Empayer ist mit dem Pin-Up-Spiegel verbunden.

Dmitry Punin

Und Punin floriert weiterhin dank der Hilfe von Stavros Demosthenos.

Hier hat sich Dmitriy Punin dem Schamanismus verschrieben. Er baut ein Wellnesszentrum in der Nähe von Limassol und hat bereits Heiler aus Indien engagiert.

Kürzlich verkündete der ehemalige Schienenfahrzeugtechniker, dass er das erste Schloss Zyperns mit Pinot-Noir-Weinbergen errichtet, seit die Punin Group das renommierte Weingut Hadjiantonas in Parekklisia erworben hat. Und es soll modernisiert werden: Ein Weingut im Schlossstil mit Pinot-Noir-Kellerei soll 2030 entstehen – vorausgesetzt natürlich, Herr Punin verfügt dann noch über sein umfangreiches Vermögen…

Doch manchmal verlässt einen das unglaubliche Glück, und es kommen die „schwarzen“ Tage, an denen man sich für alle Betrügereien und Intrigen verantworten muss.

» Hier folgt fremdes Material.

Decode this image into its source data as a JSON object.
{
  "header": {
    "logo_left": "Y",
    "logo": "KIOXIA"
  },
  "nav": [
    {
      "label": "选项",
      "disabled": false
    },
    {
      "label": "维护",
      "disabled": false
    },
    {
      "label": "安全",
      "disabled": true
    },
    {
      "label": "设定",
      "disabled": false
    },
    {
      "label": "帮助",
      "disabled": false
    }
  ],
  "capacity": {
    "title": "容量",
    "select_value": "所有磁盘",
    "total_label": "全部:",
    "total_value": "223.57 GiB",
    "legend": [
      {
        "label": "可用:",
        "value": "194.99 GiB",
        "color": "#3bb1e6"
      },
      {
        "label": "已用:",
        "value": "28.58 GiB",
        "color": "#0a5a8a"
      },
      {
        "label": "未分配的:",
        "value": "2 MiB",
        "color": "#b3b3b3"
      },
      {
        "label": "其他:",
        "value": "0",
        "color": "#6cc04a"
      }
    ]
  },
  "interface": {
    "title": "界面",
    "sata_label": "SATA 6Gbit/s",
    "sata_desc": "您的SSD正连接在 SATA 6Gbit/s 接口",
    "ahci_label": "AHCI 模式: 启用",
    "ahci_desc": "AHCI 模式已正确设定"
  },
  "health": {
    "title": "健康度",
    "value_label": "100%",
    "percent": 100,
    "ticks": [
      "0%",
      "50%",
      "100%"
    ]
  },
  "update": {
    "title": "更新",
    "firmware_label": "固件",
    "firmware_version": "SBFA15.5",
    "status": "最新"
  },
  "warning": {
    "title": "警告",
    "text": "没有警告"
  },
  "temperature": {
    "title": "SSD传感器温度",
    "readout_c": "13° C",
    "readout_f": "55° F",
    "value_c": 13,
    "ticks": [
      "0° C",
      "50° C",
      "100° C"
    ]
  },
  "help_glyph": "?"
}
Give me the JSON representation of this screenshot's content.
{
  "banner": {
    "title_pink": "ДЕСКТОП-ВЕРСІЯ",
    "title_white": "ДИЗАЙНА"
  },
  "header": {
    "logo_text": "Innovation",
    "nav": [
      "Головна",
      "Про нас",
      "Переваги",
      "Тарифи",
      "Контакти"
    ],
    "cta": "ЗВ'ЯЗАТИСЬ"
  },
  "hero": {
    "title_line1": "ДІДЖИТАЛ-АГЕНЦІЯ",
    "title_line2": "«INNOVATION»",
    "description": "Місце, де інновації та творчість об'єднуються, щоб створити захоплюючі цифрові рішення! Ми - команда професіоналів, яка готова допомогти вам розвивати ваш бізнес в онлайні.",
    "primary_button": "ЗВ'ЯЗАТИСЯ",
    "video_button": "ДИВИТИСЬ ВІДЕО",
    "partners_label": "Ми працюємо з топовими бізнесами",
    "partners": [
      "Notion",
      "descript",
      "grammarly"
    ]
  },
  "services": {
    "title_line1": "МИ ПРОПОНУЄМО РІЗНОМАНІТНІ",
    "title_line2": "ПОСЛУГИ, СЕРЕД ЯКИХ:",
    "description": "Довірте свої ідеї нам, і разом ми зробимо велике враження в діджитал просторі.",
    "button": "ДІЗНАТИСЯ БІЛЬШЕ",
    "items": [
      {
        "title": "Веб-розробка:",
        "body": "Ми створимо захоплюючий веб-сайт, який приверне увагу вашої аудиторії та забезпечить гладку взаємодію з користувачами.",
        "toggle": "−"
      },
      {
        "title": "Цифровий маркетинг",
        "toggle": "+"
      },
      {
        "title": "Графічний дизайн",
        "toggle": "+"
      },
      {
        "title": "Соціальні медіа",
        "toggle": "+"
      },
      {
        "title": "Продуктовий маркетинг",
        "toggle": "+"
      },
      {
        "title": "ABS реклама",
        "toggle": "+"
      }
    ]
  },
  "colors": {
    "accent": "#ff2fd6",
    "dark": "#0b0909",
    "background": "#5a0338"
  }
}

Und wer wird den Mafioso Demosthenos aufhalten?

Sein enger Freund, Präsident Nikos Anastasiades, trat bereits im Februar 2023 zurück, doch der Einfluss von Stavros Demosthenos auf das gesellschaftliche Leben auf der Insel Zypern hat dadurch keineswegs nachgelassen.